[PATCH] arm64: clear_user: align __arch_clear_user() to 128B for I-cache efficiency

Linux-ARM-Kernel Archive on lore.kernel.org
 help / color / mirror / Atom feed

* [PATCH] arm64: clear_user: align __arch_clear_user() to 128B for I-cache efficiency
@ 2025-11-21  5:04 Luke Yang
  2025-11-24 13:38 ` Will Deacon
  0 siblings, 1 reply; 3+ messages in thread
From: Luke Yang @ 2025-11-21  5:04 UTC (permalink / raw)
  To: Catalin Marinas, Will Deacon
  Cc: Jirka Hladky, linux-arm-kernel, linux-kernel, Joe Mario

On  aarch64 kernels, recent changes (specifically irqbypass patch
https://lore.kernel.org/all/20250516230734.2564775-6-seanjc@google.com/)
shifted __arch_clear_user() such that the tight zeroing loop straddles
I-cache lines.
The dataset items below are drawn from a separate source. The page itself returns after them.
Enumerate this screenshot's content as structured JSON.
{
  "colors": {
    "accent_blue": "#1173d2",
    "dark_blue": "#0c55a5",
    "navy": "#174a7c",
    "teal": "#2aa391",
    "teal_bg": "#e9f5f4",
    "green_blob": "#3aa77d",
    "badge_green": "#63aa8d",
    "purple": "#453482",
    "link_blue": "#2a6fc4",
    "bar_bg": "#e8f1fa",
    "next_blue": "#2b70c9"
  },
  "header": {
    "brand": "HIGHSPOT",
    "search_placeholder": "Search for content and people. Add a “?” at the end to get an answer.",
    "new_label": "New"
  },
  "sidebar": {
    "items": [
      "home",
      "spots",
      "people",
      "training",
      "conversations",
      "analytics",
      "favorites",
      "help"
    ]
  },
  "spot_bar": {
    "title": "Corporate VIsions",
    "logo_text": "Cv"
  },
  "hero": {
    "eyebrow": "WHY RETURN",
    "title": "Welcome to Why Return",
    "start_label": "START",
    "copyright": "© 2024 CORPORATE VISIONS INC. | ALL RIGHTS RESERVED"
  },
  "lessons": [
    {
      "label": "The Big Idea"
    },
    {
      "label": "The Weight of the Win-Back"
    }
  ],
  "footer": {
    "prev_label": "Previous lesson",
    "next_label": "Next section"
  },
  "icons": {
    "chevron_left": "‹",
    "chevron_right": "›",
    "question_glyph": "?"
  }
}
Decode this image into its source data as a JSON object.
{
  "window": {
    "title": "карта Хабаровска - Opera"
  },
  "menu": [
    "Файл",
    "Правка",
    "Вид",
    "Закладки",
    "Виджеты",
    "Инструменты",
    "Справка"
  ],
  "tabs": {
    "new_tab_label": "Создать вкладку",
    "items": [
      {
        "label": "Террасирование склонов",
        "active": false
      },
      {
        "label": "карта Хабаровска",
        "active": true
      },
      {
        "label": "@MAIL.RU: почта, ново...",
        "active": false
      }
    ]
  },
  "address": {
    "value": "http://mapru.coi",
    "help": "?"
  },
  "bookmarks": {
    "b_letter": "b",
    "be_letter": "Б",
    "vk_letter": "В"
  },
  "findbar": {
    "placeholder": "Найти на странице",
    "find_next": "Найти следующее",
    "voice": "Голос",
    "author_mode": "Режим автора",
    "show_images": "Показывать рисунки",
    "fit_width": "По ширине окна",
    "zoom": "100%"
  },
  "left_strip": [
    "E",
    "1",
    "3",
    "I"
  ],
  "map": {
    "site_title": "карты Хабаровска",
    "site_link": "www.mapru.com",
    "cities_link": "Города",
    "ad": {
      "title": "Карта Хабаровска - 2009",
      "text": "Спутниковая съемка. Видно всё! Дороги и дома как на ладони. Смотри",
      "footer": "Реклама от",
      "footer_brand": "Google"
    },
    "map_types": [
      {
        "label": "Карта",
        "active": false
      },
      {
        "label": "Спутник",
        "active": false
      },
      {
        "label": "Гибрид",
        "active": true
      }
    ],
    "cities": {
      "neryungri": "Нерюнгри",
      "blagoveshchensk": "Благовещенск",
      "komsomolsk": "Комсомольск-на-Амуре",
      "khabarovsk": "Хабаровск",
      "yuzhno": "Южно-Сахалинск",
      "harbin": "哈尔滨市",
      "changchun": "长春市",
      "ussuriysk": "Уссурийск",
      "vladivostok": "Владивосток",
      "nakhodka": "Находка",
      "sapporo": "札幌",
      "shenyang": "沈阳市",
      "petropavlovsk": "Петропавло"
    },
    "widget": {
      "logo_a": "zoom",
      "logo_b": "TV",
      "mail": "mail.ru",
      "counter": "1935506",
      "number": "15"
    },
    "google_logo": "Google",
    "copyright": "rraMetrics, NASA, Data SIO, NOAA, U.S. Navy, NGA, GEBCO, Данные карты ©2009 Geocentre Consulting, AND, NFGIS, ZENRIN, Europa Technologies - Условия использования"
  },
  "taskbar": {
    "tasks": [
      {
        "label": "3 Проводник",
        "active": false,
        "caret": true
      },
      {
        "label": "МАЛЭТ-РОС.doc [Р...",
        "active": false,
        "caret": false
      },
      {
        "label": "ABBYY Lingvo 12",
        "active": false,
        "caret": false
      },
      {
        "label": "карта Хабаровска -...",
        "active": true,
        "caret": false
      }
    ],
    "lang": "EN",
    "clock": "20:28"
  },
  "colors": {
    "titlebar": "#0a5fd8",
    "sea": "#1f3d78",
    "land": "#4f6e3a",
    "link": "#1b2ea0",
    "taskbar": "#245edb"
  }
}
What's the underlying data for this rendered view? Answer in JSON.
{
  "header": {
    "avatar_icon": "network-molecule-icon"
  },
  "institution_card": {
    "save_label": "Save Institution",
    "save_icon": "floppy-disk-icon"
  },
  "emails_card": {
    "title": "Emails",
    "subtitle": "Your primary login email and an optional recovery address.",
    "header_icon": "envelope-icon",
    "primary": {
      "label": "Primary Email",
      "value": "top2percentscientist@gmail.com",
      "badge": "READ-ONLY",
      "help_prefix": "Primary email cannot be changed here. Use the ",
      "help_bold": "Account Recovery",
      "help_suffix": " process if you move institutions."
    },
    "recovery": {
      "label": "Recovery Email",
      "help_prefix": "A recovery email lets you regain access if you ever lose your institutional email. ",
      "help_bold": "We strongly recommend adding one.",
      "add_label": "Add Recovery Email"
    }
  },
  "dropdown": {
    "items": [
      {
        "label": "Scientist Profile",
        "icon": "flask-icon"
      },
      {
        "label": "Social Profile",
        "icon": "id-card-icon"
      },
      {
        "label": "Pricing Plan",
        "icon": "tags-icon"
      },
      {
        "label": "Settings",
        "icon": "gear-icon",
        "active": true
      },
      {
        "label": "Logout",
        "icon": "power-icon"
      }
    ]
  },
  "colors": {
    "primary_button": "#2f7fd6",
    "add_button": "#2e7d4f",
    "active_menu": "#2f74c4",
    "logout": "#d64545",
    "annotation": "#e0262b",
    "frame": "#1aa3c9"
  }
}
This causes measurable read performance regression when
reading from /dev/zero.

Add `.p2align 6` (64-byte alignment) to guarantee the loop stays within a
single I-cache boundary, restoring the previous IPC and throughput.

Tested on bare-metal aarch64 systems:

  Good kernel: pread_z100k ~ 6.9 s
  Bad kernel:  pread_z100k ~ 9.0 s
  With patch:  pread_z100k ~ 6.9 s

Reproducer:

// gcc -O2 -Wall -Wextra -o pread_z100k pread_z100k.c
#include <stdio.h>
#include <stdlib.h>
#include <unistd.h>
#include <fcntl.h>
#include <string.h>
#include <sys/time.h>

#define SIZE (100 * 1024)
#define COUNT 1000000

static double now_sec(void)
{
    struct timeval tv;
    gettimeofday(&tv, NULL);
    return tv.tv_sec + tv.tv_usec / 1e6;
}

int main(void)
{
    int fd = open("/dev/zero", O_RDONLY);
    if (fd < 0) { perror("open /dev/zero"); return 1; }

    char *buf = malloc(SIZE);
    if (!buf) { perror("malloc"); close(fd); return 1; }

    double t1 = now_sec();
    for (int i = 0; i < COUNT; i++) {
        ssize_t r = pread(fd, buf, SIZE, 0);
        if (r != SIZE) { perror("pread"); break; }
    }
    double t2 = now_sec();

    printf("%.6f\n", t2 - t1);

    close(fd);
    free(buf);
    return 0;
}

Signed-off-by: Luke Yang <luyang@redhat.com>
Signed-off-by: Jirka Hladky <jhladky@redhat.com>
---
 arch/arm64/lib/clear_user.S | 5 +++++
 1 file changed, 5 insertions(+)

diff --git a/arch/arm64/lib/clear_user.S b/arch/arm64/lib/clear_user.S
index de9a303b6..91eee4a7c 100644
--- a/arch/arm64/lib/clear_user.S
+++ b/arch/arm64/lib/clear_user.S
@@ -17,6 +17,11 @@
  * Alignment fixed up by hardware.
  */

+/*
+ * Ensure __arch_clear_user() always starts on a clean I-cache boundary.
+ */
+    .p2align 6    // 2^6 = 64-byte alignment
+
 SYM_FUNC_START(__arch_clear_user)
     add    x2, x0, x1

-- 
2.51.1



^ permalink raw reply related	[flat|nested] 3+ messages in thread

* Re: [PATCH] arm64: clear_user: align __arch_clear_user() to 128B for I-cache efficiency
  2025-11-21  5:04 [PATCH] arm64: clear_user: align __arch_clear_user() to 128B for I-cache efficiency Luke Yang
@ 2025-11-24 13:38 ` Will Deacon
  2025-11-25  3:45   ` Luke Yang
  0 siblings, 1 reply; 3+ messages in thread
From: Will Deacon @ 2025-11-24 13:38 UTC (permalink / raw)
  To: Luke Yang
  Cc: Catalin Marinas, Jirka Hladky, linux-arm-kernel, linux-kernel,
	Joe Mario

On Fri, Nov 21, 2025 at 12:04:55AM -0500, Luke Yang wrote:
> On  aarch64 kernels, recent changes (specifically irqbypass patch
> https://lore.kernel.org/all/20250516230734.2564775-6-seanjc@google.com/)
> shifted __arch_clear_user() such that the tight zeroing loop straddles
> I-cache lines. This causes measurable read performance regression when
> reading from /dev/zero.
> 
> Add `.p2align 6` (64-byte alignment) to guarantee the loop stays within a
> single I-cache boundary, restoring the previous IPC and throughput.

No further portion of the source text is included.